The Key West Collegiate Academy, which started off just a few years ago with a handful of students in a couple of rooms at Florida Keys Community College, now has a large building in which to hang its collective hat.
After negotiating with the college since December, Corey Oliver, the charter high school's principal, recently modified the school's lease with FKCC to allow it to move into the now vacant Public Safety Building on FKCC's campus.
The deal was approved by the FKCC board of trustees at its most recent meeting.
As of Aug. 1, KWCA will begin paying $8,500 in monthly rent to the college. The school's previous rent had been $6,200 for a much smaller space which once housed the FKCC's Human Resources Department.
"We plan on staying here until we outgrow it," Oliver said. "And we do plan on outgrowing it. We have 85 students signed up for the fall so far, but we expect we'll have 95 by the time school starts."
The second-floor space the school is inheriting contains three offices and seven large classrooms, only five of which KWCA will be using.
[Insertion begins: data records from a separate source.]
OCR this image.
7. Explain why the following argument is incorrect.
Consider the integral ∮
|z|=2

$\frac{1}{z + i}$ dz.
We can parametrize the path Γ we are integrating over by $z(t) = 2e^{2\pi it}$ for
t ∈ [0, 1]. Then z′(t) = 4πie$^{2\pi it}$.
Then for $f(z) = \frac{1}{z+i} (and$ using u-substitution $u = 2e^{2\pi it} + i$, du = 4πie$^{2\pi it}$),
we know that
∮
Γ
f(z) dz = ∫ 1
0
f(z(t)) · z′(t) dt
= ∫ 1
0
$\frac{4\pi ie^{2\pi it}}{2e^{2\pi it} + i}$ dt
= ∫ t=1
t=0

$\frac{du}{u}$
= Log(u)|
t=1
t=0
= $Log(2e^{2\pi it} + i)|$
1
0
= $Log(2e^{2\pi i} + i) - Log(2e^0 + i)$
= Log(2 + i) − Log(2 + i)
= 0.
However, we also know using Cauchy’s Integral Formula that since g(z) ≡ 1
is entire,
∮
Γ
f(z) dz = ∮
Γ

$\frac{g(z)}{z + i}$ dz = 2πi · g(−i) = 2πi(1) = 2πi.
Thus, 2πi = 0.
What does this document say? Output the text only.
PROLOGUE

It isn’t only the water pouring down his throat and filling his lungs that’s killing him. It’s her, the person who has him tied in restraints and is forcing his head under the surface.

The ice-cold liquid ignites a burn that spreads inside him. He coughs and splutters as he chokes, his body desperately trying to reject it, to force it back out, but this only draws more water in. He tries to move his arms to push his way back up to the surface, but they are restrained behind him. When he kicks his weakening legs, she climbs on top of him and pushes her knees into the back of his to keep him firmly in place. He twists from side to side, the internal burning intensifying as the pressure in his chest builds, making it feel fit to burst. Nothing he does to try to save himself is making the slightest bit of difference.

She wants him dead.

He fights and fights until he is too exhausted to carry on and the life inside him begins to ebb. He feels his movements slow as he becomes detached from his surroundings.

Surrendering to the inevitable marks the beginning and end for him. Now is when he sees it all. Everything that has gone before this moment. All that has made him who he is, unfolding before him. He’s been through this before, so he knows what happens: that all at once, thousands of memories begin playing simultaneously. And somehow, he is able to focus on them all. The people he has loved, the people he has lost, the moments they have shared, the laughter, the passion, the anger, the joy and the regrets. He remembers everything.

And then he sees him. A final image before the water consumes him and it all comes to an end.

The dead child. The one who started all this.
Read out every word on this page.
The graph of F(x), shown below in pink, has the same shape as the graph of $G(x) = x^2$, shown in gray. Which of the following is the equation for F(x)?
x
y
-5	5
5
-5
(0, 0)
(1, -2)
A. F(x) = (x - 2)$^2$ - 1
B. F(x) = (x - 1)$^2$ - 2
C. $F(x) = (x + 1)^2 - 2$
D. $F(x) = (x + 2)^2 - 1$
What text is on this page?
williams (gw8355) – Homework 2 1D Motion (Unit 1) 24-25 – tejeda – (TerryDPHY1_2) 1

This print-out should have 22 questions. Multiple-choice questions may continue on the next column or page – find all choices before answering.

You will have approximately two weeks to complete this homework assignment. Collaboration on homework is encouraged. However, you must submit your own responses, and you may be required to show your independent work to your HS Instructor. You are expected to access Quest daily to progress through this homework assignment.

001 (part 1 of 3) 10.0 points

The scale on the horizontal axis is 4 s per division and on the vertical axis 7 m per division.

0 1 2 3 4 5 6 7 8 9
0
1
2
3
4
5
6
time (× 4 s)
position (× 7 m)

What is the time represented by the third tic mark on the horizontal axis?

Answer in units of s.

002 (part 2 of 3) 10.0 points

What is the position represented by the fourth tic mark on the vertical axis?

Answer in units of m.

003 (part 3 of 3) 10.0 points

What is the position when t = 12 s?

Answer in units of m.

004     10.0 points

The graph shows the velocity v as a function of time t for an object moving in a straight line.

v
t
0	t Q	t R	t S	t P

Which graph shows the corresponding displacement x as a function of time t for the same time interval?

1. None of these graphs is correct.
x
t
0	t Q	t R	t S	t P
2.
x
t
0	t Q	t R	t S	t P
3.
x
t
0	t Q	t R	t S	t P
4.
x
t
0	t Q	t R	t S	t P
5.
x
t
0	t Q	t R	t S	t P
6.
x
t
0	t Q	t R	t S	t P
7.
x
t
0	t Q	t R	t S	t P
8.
Each room has high ceilings and huge closet space for storage.
"Before we had this space, I used to have to store textbooks at my house," Oliver said. "It's nice to be able to spread out in here."
In anticipation of a deal to move the school into the building, Oliver and his students have been feverishly working to prepare the space for learning. The Coast Guard also lent a hand, the principal said.
Oliver said not being so spread out among several decent, but dispersed, learning areas will be a welcomed relief when the new year begins in August.
"It's hard to feel like you're a family when you're from a broken home," he noted wryly. Students will, however, use the FKCC Building D as a science lab.
This year, Oliver said his school will offer more advanced placement courses. Also, teachers and administrators will call their students "young scholars," which the principal prefers.
"The biggest problem is America today is that kids lack purpose," Oliver said. "We plan to give them that. Accordingly, we're also going to be naming our classrooms after colleges, like FIU and Nova."
The school even has a banner that will hang on the exterior of the building, above the entrance way. The Public Safety Building lettering will stay, though, as a tribute to its former function.
FKCC President Jonathan Gueverra said that he was pleased to be able to move the charter high school into its new home.
"The lease is just one part of the overall level of collaboration that continues to develop between the college and KWCA," Gueverra said. "In the year just ended, we saw students taking dual-enrollment courses. They also volunteered alongside our employees and FKCC honor students, providing tutoring for the high school. There is a liason from the college who attends the high school board meetings, and both of the institution's leaders meeet during the year to discuss and plan for stronger working relationships."
Now the only problem the principal has is deciding what to do with the large antique diving suit -- with helmet -- that stands in the hallway.
"Who knows what we're going to do with that," Oliver said.